In the fall we made preparations for making gallons and gallons of our own pure maple syrup. We marked enough trees for 50 taps while the leaves were still visible, insuring that we wouldn't accidentally tap a pine tree or a phone pole =). We have good friends who successfully tapped their trees and had given us good advice and encouragement.
This coming full moon (March 19th) is known in The Farmers Almanac as "the Maple Moon" as it marks the perfect time to tap your trees. Of course, this little tip only works in Canada and the far Northeast, not Tennessee! I called our friends for some advice on tapping in early February, and found that they had already tapped their trees and were boiling down their sap! We were already far behind schedule. What Rookies!
Most of the delay came from the sudden panic that came from realizing how much sap we could potentially collect. After getting our metal taps on Ebay, and getting our buckets online, we realized that if each tap produced a mild 2 gallons of sap, that we would have 100 gallons to store and boil down. We had no place to put that much, let alone a vessel to cook it. It took us some creative "out of budget" spending to find and rush 4 stainless steel rectangle pots, 1 foot x 2 feet x 15 inches tall. When placed side-by-side, these fit perfectly on the top of our wood stove, and would work well outside on a fire-pit too.

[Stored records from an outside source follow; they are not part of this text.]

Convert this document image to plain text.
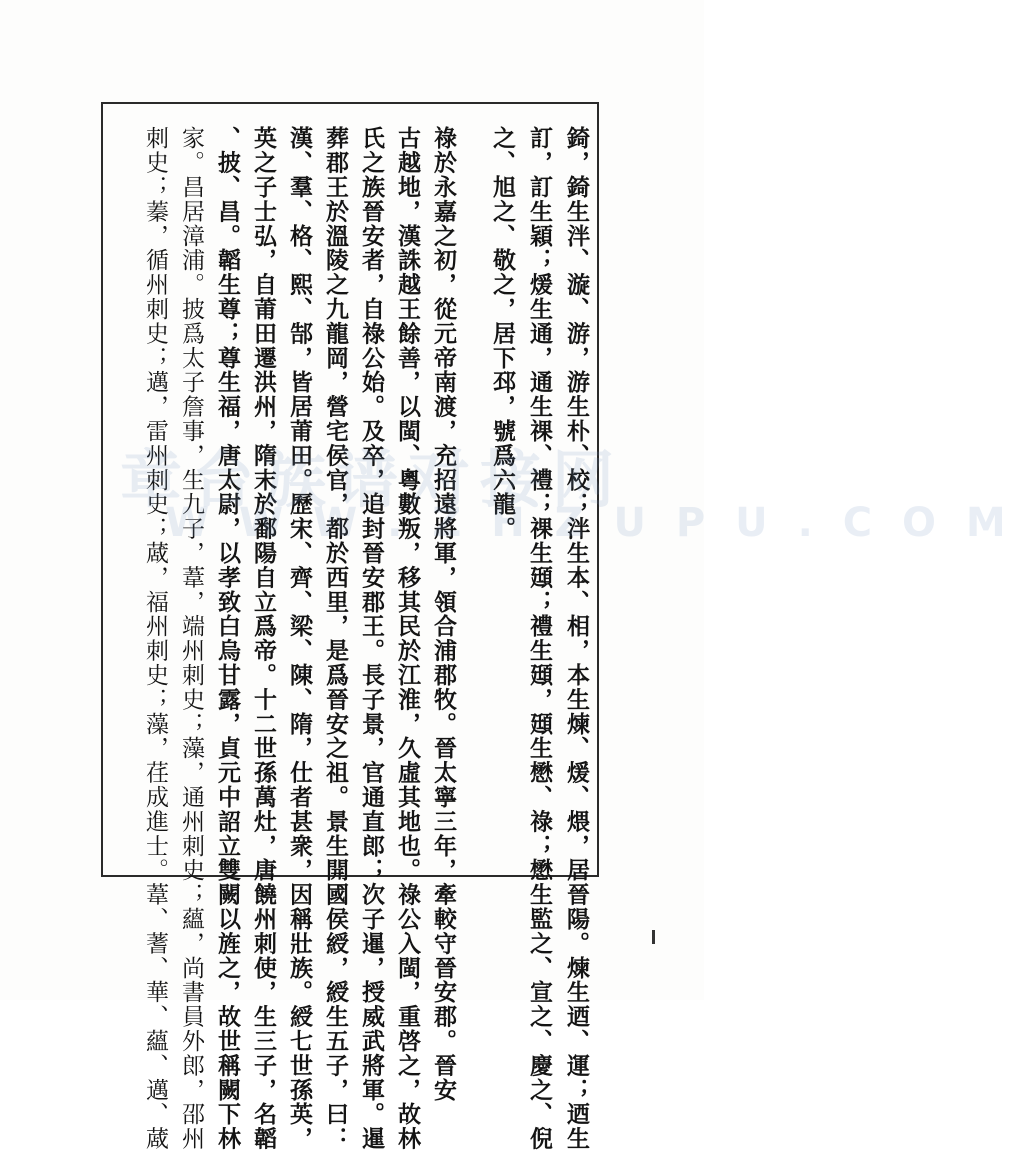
錡，錡生泮、漩、游，游生朴、校；泮生本、相，本生煉、煖、煨，居晉陽。煉生迺、運；迺生
訂，訂生穎；煖生通，通生祼、禮；祼生頲；禮生頲，頲生懋、祿；懋生監之、宣之、慶之、倪
之、旭之、敬之，居下邳，號爲六龍。
祿於永嘉之初，從元帝南渡，充招遠將軍，領合浦郡牧。晉太寧三年，牽較守晉安郡。晉安
古越地，漢誅越王餘善，以閩、粵數叛，移其民於江淮，久虛其地也。祿公入閩，重啓之，故林
氏之族晉安者，自祿公始。及卒，追封晉安郡王。長子景，官通直郎；次子暹，授威武將軍。暹
葬郡王於溫陵之九龍岡，營宅侯官，都於西里，是爲晉安之祖。景生開國侯綬，綬生五子，曰：
漢、羣、格、熙、郜，皆居莆田。歷宋、齊、梁、陳、隋，仕者甚衆，因稱壯族。綬七世孫英，
英之子士弘，自莆田遷洪州，隋末於鄱陽自立爲帝。十二世孫萬灶，唐饒州刺使，生三子，名韜
、披、昌。韜生尊；尊生福，唐太尉，以孝致白烏甘露，貞元中詔立雙闕以旌之，故世稱闕下林
家。昌居漳浦。披爲太子詹事，生九子，葦，端州刺史；藻，通州刺史；蘊，尚書員外郎，邵州
刺史；蓁，循州刺史；邁，雷州刺史；蒧，福州刺史；藻，荏成進士。葦、蓍、華、蘊、邁、蒧
章台族谱对接网
W W W . Z H Z U P U . C O M
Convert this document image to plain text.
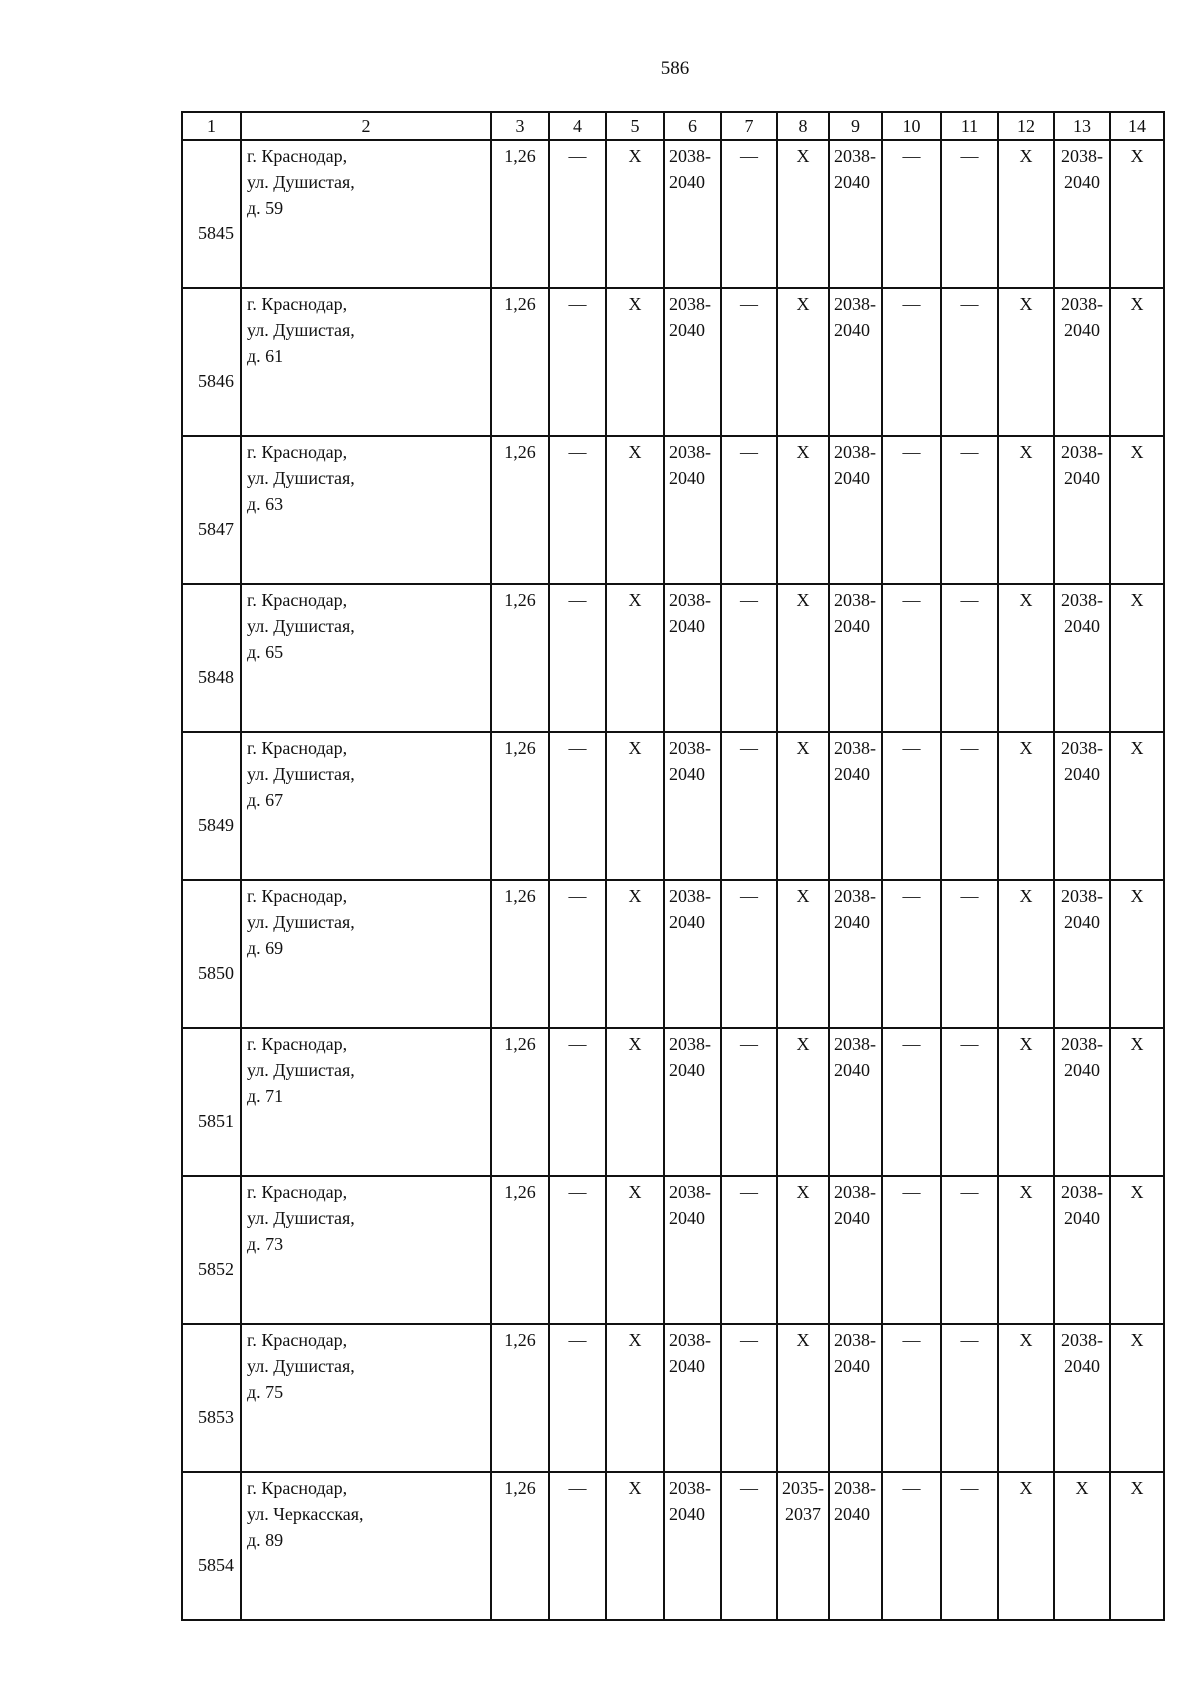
586
1	2	3	4	5	6	7	8	9	10	11	12	13	14
5845	г. Краснодар,
ул. Душистая,
д. 59	1,26	—	X	2038-
2040	—	X	2038-
2040	—	—	X	2038-
2040	X
5846	г. Краснодар,
ул. Душистая,
д. 61	1,26	—	X	2038-
2040	—	X	2038-
2040	—	—	X	2038-
2040	X
5847	г. Краснодар,
ул. Душистая,
д. 63	1,26	—	X	2038-
2040	—	X	2038-
2040	—	—	X	2038-
2040	X
5848	г. Краснодар,
ул. Душистая,
д. 65	1,26	—	X	2038-
2040	—	X	2038-
2040	—	—	X	2038-
2040	X
5849	г. Краснодар,
ул. Душистая,
д. 67	1,26	—	X	2038-
2040	—	X	2038-
2040	—	—	X	2038-
2040	X
5850	г. Краснодар,
ул. Душистая,
д. 69	1,26	—	X	2038-
2040	—	X	2038-
2040	—	—	X	2038-
2040	X
5851	г. Краснодар,
ул. Душистая,
д. 71	1,26	—	X	2038-
2040	—	X	2038-
2040	—	—	X	2038-
2040	X
5852	г. Краснодар,
ул. Душистая,
д. 73	1,26	—	X	2038-
2040	—	X	2038-
2040	—	—	X	2038-
2040	X
5853	г. Краснодар,
ул. Душистая,
д. 75	1,26	—	X	2038-
2040	—	X	2038-
2040	—	—	X	2038-
2040	X
5854	г. Краснодар,
ул. Черкасская,
д. 89	1,26	—	X	2038-
2040	—	2035-
2037	2038-
2040	—	—	X	X	X
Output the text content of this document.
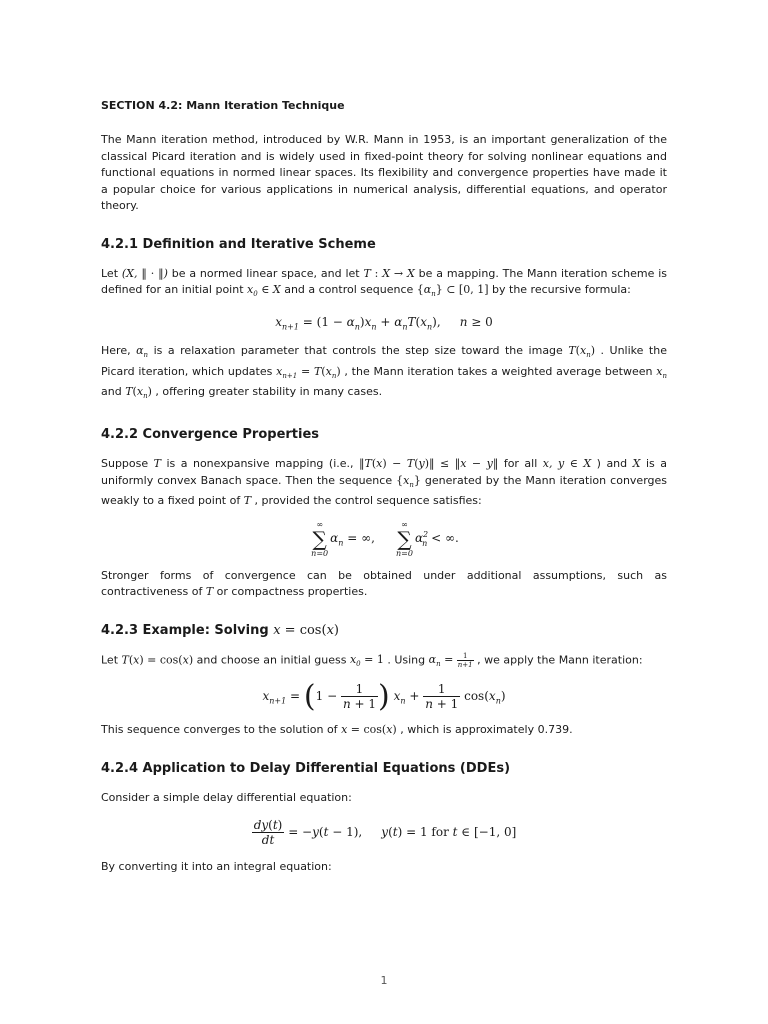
SECTION 4.2: Mann Iteration Technique

The Mann iteration method, introduced by W.R. Mann in 1953, is an important generalization of the classical Picard iteration and is widely used in fixed-point theory for solving nonlinear equations and functional equations in normed linear spaces. Its flexibility and convergence properties have made it a popular choice for various applications in numerical analysis, differential equations, and operator theory.

4.2.1 Definition and Iterative Scheme

Let (X, ‖ · ‖) be a normed linear space, and let T : X → X be a mapping. The Mann iteration scheme is defined for an initial point $x_0$ ∈ X and a control sequence $\{\alpha_n\}$ ⊂ [0, 1] by the recursive formula:

$x_{n+1} = (1 - \alpha_n)x_n + \alpha_nT(x_n)$,     n ≥ 0

Here, $\alpha_n$ is a relaxation parameter that controls the step size toward the image $T(x_n)$ . Unlike the Picard iteration, which updates $x_{n+1} = T(x_n)$ , the Mann iteration takes a weighted average between $x_n$ and $T(x_n)$ , offering greater stability in many cases.

4.2.2 Convergence Properties

Suppose T is a nonexpansive mapping (i.e., ‖T(x) − T(y)‖ ≤ ‖x − y‖ for all x, y ∈ X ) and X is a uniformly convex Banach space. Then the sequence $\{x_n\}$ generated by the Mann iteration converges weakly to a fixed point of T , provided the control sequence satisfies:

∞
∑
n=0
$\alpha_n$ = ∞,
∞
∑
n=0
$\alpha^2_n$ < ∞.

Stronger forms of convergence can be obtained under additional assumptions, such as contractiveness of T or compactness properties.

4.2.3 Example: Solving x = cos(x)

Let T(x) = cos(x) and choose an initial guess $x_0 = 1$ . Using $\alpha_n = \frac{1}{n+1}$ , we apply the Mann iteration:

$x_{n+1} = (1 - \frac{1}{n + 1}$ ) $x_n + \frac{1}{n + 1} \cos(x_n)$

This sequence converges to the solution of x = cos(x) , which is approximately 0.739.

4.2.4 Application to Delay Differential Equations (DDEs)

Consider a simple delay differential equation:

$\frac{dy(t)}{dt} = -y(t - 1)$,     y(t) = 1 for t ∈ [−1, 0]

By converting it into an integral equation:

1
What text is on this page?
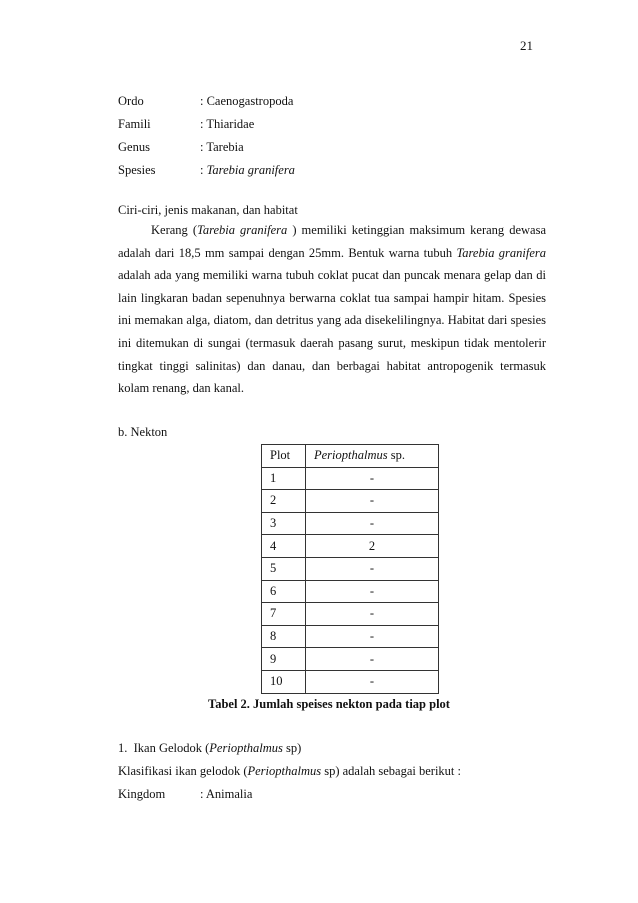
21
Ordo	: Caenogastropoda
Famili	: Thiaridae
Genus	: Tarebia
Spesies	: Tarebia granifera
Ciri-ciri, jenis makanan, dan habitat

Kerang (Tarebia granifera ) memiliki ketinggian maksimum kerang dewasa adalah dari 18,5 mm sampai dengan 25mm. Bentuk warna tubuh Tarebia granifera adalah ada yang memiliki warna tubuh coklat pucat dan puncak menara gelap dan di lain lingkaran badan sepenuhnya berwarna coklat tua sampai hampir hitam. Spesies ini memakan alga, diatom, dan detritus yang ada disekelilingnya. Habitat dari spesies ini ditemukan di sungai (termasuk daerah pasang surut, meskipun tidak mentolerir tingkat tinggi salinitas) dan danau, dan berbagai habitat antropogenik termasuk kolam renang, dan kanal.

b. Nekton
Plot	Periopthalmus sp.
1	-
2	-
3	-
4	2
5	-
6	-
7	-
8	-
9	-
10	-
Tabel 2. Jumlah speises nekton pada tiap plot
1.  Ikan Gelodok (Periopthalmus sp)
Klasifikasi ikan gelodok (Periopthalmus sp) adalah sebagai berikut :
Kingdom	: Animalia
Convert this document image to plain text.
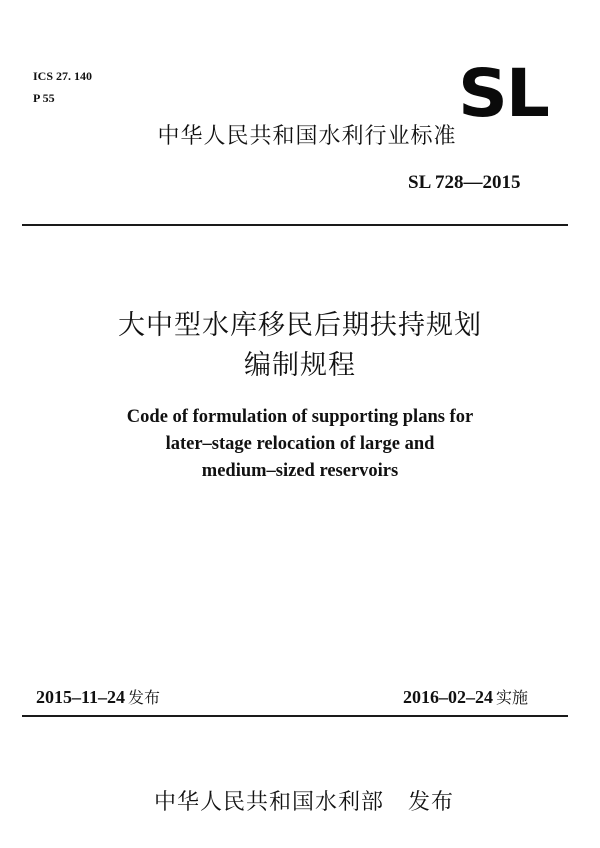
ICS 27. 140
P 55	SL
中华人民共和国水利行业标准
SL 728—2015
大中型水库移民后期扶持规划
编制规程
Code of formulation of supporting plans for
later–stage relocation of large and
medium–sized reservoirs
2015–11–24 发布	2016–02–24 实施
中华人民共和国水利部 发布
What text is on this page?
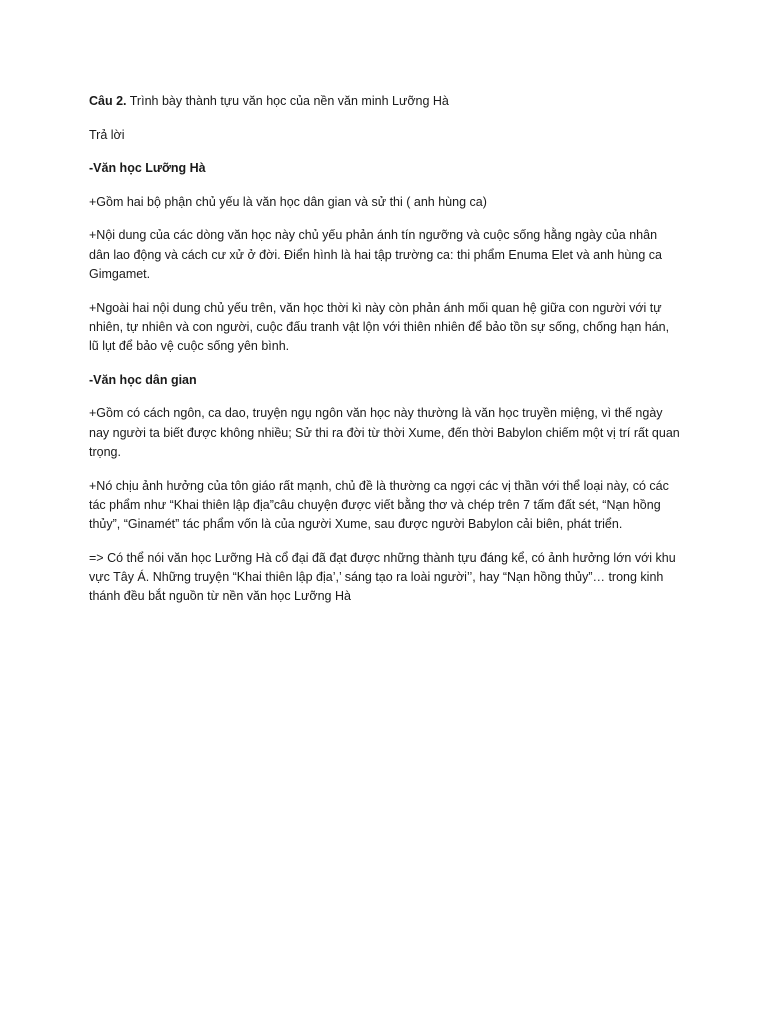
Câu 2. Trình bày thành tựu văn học của nền văn minh Lưỡng Hà

Trả lời

-Văn học Lưỡng Hà

+Gồm hai bộ phận chủ yếu là văn học dân gian và sử thi ( anh hùng ca)

+Nội dung của các dòng văn học này chủ yếu phản ánh tín ngưỡng và cuộc sống hằng ngày của nhân dân lao động và cách cư xử ở đời. Điển hình là hai tập trường ca: thi phẩm Enuma Elet và anh hùng ca Gimgamet.

+Ngoài hai nội dung chủ yếu trên, văn học thời kì này còn phản ánh mối quan hệ giữa con người với tự nhiên, tự nhiên và con người, cuộc đấu tranh vật lộn với thiên nhiên để bảo tồn sự sống, chống hạn hán, lũ lụt để bảo vệ cuộc sống yên bình.

-Văn học dân gian

+Gồm có cách ngôn, ca dao, truyện ngụ ngôn văn học này thường là văn học truyền miệng, vì thế ngày nay người ta biết được không nhiều; Sử thi ra đời từ thời Xume, đến thời Babylon chiếm một vị trí rất quan trọng.

+Nó chịu ảnh hưởng của tôn giáo rất mạnh, chủ đề là thường ca ngợi các vị thần với thể loại này, có các tác phẩm như “Khai thiên lập địa”câu chuyện được viết bằng thơ và chép trên 7 tấm đất sét, “Nạn hồng thủy”, “Ginamét” tác phẩm vốn là của người Xume, sau được người Babylon cải biên, phát triển.

=> Có thể nói văn học Lưỡng Hà cổ đại đã đạt được những thành tựu đáng kể, có ảnh hưởng lớn với khu vực Tây Á. Những truyện “Khai thiên lập địa’,’ sáng tạo ra loài người’’, hay “Nạn hồng thủy”… trong kinh thánh đều bắt nguồn từ nền văn học Lưỡng Hà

Finally, once we had all of our tools, and the perfect plan...the weather warmed up in a huge way. Instead of the FREEZING nights and chilly days, we suddenly (in February) had t-shirt weather at night, and days as warms as 70 degrees during the day. Tree tapping requires really cold nights and days no warmer than 50 degrees (at least ideally). After 2 weeks of this early Spring, we finally had ONE day where the weather was remotely close to ideal.
Under the imperfect conditions, we opted to tap only 3 trees. The taps went in perfectly, but as I was preparing the bucket, I noticed a label on the bottom...warning that to wash my hands after handling the bucket as it was made with cancer causing chemicals. So much for cheap buckets on the internet. We managed to scrounge up 3 food-grade buckets from our pantry and used those instead.
The next challenge was the wind. For every two precious drops that fell from the tap, one blew horizontally and missed the huge target completely. Plus, all kinds of schmutz fell into the bucket, including more than a few ants. I ran out to the hardware store, and came back with 3 1-foot sections of 1-inch hose to run from the tap itself directly into a hole cut into the lid. Overnight, we collected nearly 4 gallons of sap from our three buckets. The sap was schmutz-free and was a subtle carmel color. After running it through some cloth to filter it further, we were finally ready to boil it down.
For those of you expecting free samples of our tasty finished product, you must realize that 4 gallons of sap needs to boil down to 1/40th of its volume to remove the water and intensify the flavor. The process took several hours, as we transferred the liquid to smaller and smaller pots. At last our finished product was ready to taste...it was indeed yummy. We finished it after just 2 pancake breakfasts.
We are really excited about doing it "for real" next year.